The Anti-Bias Stand: What Makes it So Important?
- Jacob Isom
- Feb 29, 2024
- 2 min read
Anti-bias education has become more popular in the educational and business world due to workplace violence, discrimination, and turnover. It is often implemented to foster an understanding of different races and cultures. But more importantly, it is taught to respect the value of democracy of others and actively challenge biases, stereotypes, and bullying behaviors.
Learning about bias is important because biases are attitudes that are learned. Children learn identity politics at an early age. In most cases, this socialization is unconscious from all the stimuli children are exposed to. The impact on people’s behaviors, attitudes, and values is imprinted before we even understand these concepts.
What It May Look Like
Anti-bias education purports that individuals' personal and cultural identity is a factor in their daily lives. The impact of culture and differences on communication is revealed when individuals are accomplishing something together but never realize that the differences in culture can lead to biases. Recognizing, acknowledging, and addressing bias and discrimination within ourselves, others, and institutions can be critical to anti-bias education. The focus is to explore ways to address bias and prejudice through awareness, intervention, and personal action. Relationship building adds to the academic setting and the social-emotional development that is needed to create equity.
Race is usually the focus of anti-bias training. It is a highly important but uncomfortable conversation for many individuals. Defensiveness, guilt, fear, and anxiety can be the reactions. If there are never opportunities for co-workers and others to engage in these tough conversations about race, then forget about the elephant in the room. We create a poisonous gas that no one can identify, yet we all suffer from it. Dialogue about privilege is also an uncomfortable conversation, but it is a reality that impacts the biases that many of us share.
Anti-Bias Education Is Continuous
Changing attitudes is a difficult task, but fostering an environment where employees feel a sense of belonging is crucial to the success of any environment.
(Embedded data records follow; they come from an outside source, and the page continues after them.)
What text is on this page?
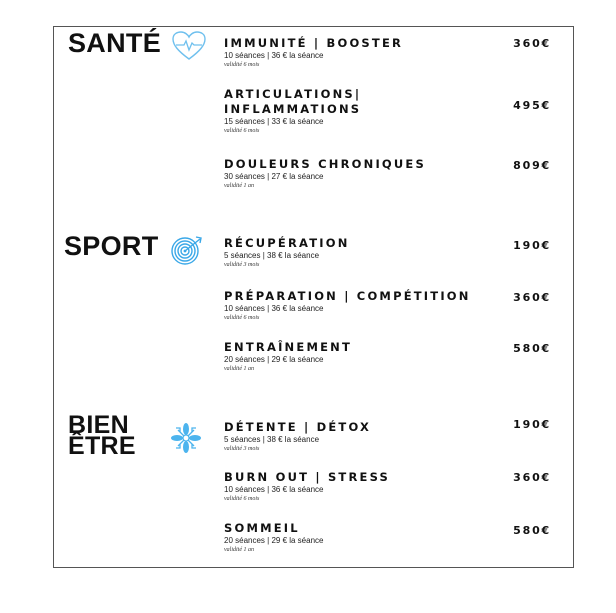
SANTÉ	IMMUNITÉ | BOOSTER

10 séances | 36 € la séance

validité 6 mois

360€

ARTICULATIONS|

INFLAMMATIONS

15 séances | 33 € la séance

validité 6 mois

495€

DOULEURS CHRONIQUES

30 séances | 27 € la séance

validité 1 an

809€
SPORT	RÉCUPÉRATION

5 séances | 38 € la séance

validité 3 mois

190€

PRÉPARATION | COMPÉTITION

10 séances | 36 € la séance

validité 6 mois

360€

ENTRAÎNEMENT

20 séances | 29 € la séance

validité 1 an

580€
BIEN
ÊTRE

DÉTENTE | DÉTOX

5 séances | 38 € la séance

validité 3 mois

190€

BURN OUT | STRESS

10 séances | 36 € la séance

validité 6 mois

360€

SOMMEIL

20 séances | 29 € la séance

validité 1 an

580€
Training can help individuals and organizations identify and overcome unwanted feelings with regard to race, gender, or even sexual orientation. Training is not a one-stop shop, and education should be an ongoing process. Studies have shown that training outcomes are often short-lived at best. No trainer or consultant should sell you on the idea that one training can solve biases in the workplace.
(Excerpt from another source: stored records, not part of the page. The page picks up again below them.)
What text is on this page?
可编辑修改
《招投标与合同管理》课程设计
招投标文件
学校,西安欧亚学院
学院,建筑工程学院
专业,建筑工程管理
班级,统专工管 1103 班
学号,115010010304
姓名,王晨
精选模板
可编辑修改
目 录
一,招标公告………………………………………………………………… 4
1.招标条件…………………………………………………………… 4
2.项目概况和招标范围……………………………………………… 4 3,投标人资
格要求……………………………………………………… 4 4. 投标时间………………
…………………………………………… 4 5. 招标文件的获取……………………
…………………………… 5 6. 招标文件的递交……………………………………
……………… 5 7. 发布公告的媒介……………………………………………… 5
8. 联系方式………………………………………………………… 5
Starting and continuing the conversation, and having the courage to be open and transparent about race, gender, and stereotypes, and for participants to leave hearing perspectives that they have never heard before or been in a serious dialogue with, is the goal of this conversation. Society's inequalities are only relevant to those that are affected. We are only responsible and accountable for our own actions. But those actions can be hurtful and insensitive to others when ignorance of our own viewpoints and cultures surfaces.
Once again, it is about relationship building and trust and not about opposing people’s views or backgrounds. Communication is about furthering relationships and providing for our needs and wants. We can only grow if we are willing to challenge the things, we have been taught that contradict our democratic values as a nation.